Fuminori Nakamura: Der Dieb (Diogenes)

Von dem japanischen Autor Fuminori Nakamura ist bei Diogenes der Roman Der Dieb erschienen.

Er ist ein Taschendieb mit Prinzipien: nur wohlhabende Opfer, männlich, keine Gewalt. Er betreibt sein Metier in den belebten Straßen Tokios und den überfüllten Wagen der U-Bahn. Dort holt ihnen Nishimura das Portemonnaie aus der Tasche. Er stiehlt mit kunstvollen, fließenden Bewegungen. Der Diebstahl ist der Kick in seinem Leben, das Gefühl, seinem Schicksal zu entrinnen – für den Moment. Dabei bedeutet ihm Geld wenig, er lebt zurückgezogen in einem billigen Apartment an der Peripherie, hat keine Familie, keine Freunde. Nur einen kleinen Jungen, der um jeden Preis von ihm lernen will, wie man stiehlt, wird er nicht los. Seine dunkle Vergangenheit versucht Nishimura zu vergessen, doch eines Tages holt sie ihn ein. In Gestalt eines Kumpels, mit dem er vor Jahren in einen Raubüberfall verwickelt war. Und auch der Drahtzieher jenes Überfalls, der allmächtige Yakuza-Boss Kizaki, Herr über Leben und Tod, hat erfahren, dass er wieder in Tokio ist.
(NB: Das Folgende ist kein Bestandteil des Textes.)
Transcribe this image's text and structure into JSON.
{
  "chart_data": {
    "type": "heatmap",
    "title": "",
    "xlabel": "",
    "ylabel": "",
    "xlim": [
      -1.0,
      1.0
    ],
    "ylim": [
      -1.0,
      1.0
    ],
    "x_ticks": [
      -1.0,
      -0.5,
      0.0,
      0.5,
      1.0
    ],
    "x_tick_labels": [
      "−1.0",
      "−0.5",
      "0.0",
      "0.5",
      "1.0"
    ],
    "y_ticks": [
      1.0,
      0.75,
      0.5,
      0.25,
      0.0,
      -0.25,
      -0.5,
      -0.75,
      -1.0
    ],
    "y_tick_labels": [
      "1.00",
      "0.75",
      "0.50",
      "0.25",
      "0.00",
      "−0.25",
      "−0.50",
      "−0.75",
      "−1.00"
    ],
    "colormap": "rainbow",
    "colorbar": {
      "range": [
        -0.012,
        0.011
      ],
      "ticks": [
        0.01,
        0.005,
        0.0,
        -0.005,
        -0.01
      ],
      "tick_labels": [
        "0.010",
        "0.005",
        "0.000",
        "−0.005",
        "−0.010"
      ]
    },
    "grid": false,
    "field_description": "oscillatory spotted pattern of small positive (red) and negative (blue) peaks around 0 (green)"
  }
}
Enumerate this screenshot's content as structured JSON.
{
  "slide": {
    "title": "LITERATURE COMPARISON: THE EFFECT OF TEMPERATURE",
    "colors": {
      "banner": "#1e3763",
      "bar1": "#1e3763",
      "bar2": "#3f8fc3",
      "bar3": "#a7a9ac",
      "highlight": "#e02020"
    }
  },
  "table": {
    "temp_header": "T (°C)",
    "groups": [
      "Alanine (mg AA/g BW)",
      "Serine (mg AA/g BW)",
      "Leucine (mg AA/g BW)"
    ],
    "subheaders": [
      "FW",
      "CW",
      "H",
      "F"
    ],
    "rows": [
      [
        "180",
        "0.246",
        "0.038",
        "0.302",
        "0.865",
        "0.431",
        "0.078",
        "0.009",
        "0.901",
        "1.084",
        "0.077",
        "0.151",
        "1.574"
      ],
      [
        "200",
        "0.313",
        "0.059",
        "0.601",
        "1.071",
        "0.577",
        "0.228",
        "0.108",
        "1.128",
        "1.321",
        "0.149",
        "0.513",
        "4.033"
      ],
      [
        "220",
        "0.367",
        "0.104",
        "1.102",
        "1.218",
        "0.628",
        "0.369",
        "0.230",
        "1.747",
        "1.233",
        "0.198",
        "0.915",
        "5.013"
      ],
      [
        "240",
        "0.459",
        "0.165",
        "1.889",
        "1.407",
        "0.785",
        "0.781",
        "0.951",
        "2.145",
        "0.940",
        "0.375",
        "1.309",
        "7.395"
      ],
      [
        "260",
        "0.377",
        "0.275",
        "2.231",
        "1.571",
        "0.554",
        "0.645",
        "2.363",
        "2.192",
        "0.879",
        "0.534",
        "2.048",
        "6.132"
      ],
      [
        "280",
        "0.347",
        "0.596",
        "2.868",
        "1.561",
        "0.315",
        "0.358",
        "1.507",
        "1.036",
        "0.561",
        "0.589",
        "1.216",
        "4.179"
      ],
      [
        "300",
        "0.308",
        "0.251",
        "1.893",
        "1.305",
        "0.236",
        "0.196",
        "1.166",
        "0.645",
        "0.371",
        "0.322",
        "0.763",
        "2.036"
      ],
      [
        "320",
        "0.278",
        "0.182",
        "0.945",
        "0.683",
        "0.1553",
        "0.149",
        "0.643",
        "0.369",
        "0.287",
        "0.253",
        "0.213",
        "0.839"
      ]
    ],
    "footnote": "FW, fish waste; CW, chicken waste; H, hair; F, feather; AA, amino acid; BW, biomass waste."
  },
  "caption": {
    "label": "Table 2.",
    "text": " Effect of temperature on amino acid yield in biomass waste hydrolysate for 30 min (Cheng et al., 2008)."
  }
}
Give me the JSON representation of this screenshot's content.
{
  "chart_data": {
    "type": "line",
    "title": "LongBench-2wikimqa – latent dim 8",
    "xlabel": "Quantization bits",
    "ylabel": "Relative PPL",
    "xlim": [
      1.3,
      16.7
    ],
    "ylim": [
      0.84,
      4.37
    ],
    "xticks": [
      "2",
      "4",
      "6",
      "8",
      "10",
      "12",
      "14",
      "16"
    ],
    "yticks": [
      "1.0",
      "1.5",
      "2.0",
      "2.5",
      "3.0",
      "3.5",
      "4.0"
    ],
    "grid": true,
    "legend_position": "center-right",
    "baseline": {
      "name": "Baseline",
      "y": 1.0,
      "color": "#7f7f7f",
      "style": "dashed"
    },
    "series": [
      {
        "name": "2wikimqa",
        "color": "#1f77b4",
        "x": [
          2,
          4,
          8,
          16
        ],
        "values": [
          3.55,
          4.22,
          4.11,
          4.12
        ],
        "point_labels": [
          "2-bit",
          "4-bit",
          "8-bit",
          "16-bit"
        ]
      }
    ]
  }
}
Der Dieb ist kein Krimi, obwohl man dies aufgrund der Handlung vermuten könnte. Der Roman konzentriert sich in erster Linie auf die Selbstentfremdung des Protagonisten Nishimura, ein Mann, der als Einsiedler sein Dasein fristen würde, wäre er nicht durch seinen Beruf als Taschendieb auf Menschenmassen angewiesen. Er versteht sein Handwerk so gut, dass er fast unsichtbar zu sein scheint. Um die Atmosphäre seiner Geschichte luftiger zu gestalten, kleidet Nakamura seinen Roman in eine Thrillerhandlung, in der allerdings die Gefahr nicht an jeder Strassenecke lauert sondern sich eher in der Stimmung niederschlägt. Für traditionelle Thrillerfans wird das eher unbefriedigende Kost sein, für den der über die Genregrenzen lesen möchte, bietet dieser Roman durch seine schnörkellose Sprache ein Leseerlebnis von großer Intensität.

Fuminori Nakamura, 1977 in Tokai geboren, lebt in Tokio. Er studierte Öffentliche Verwaltung und Staatsverwaltung an der Universität Fukushima. 2003 erschien sein Debüt Ju (Pistole). Inzwischen hat er in Japan über ein Dutzend Romane veröffentlicht, die nun auch in zahlreichen anderen Ländern verlegt werden, unter anderem den USA, England, Frankreich, Spanien und China. Mehrere Romane wurden mit Preisen ausgezeichnet. Der Dieb wurde vom Wall Street Journal als einer der 10 besten Romane des Jahres 2012 ausgezeichnet. Zuletzt erschien in Japan sein Roman Kyodan X (Cult X).

Der Dieb  von Fuminori Nakamura ist bei Diogenes erschienen.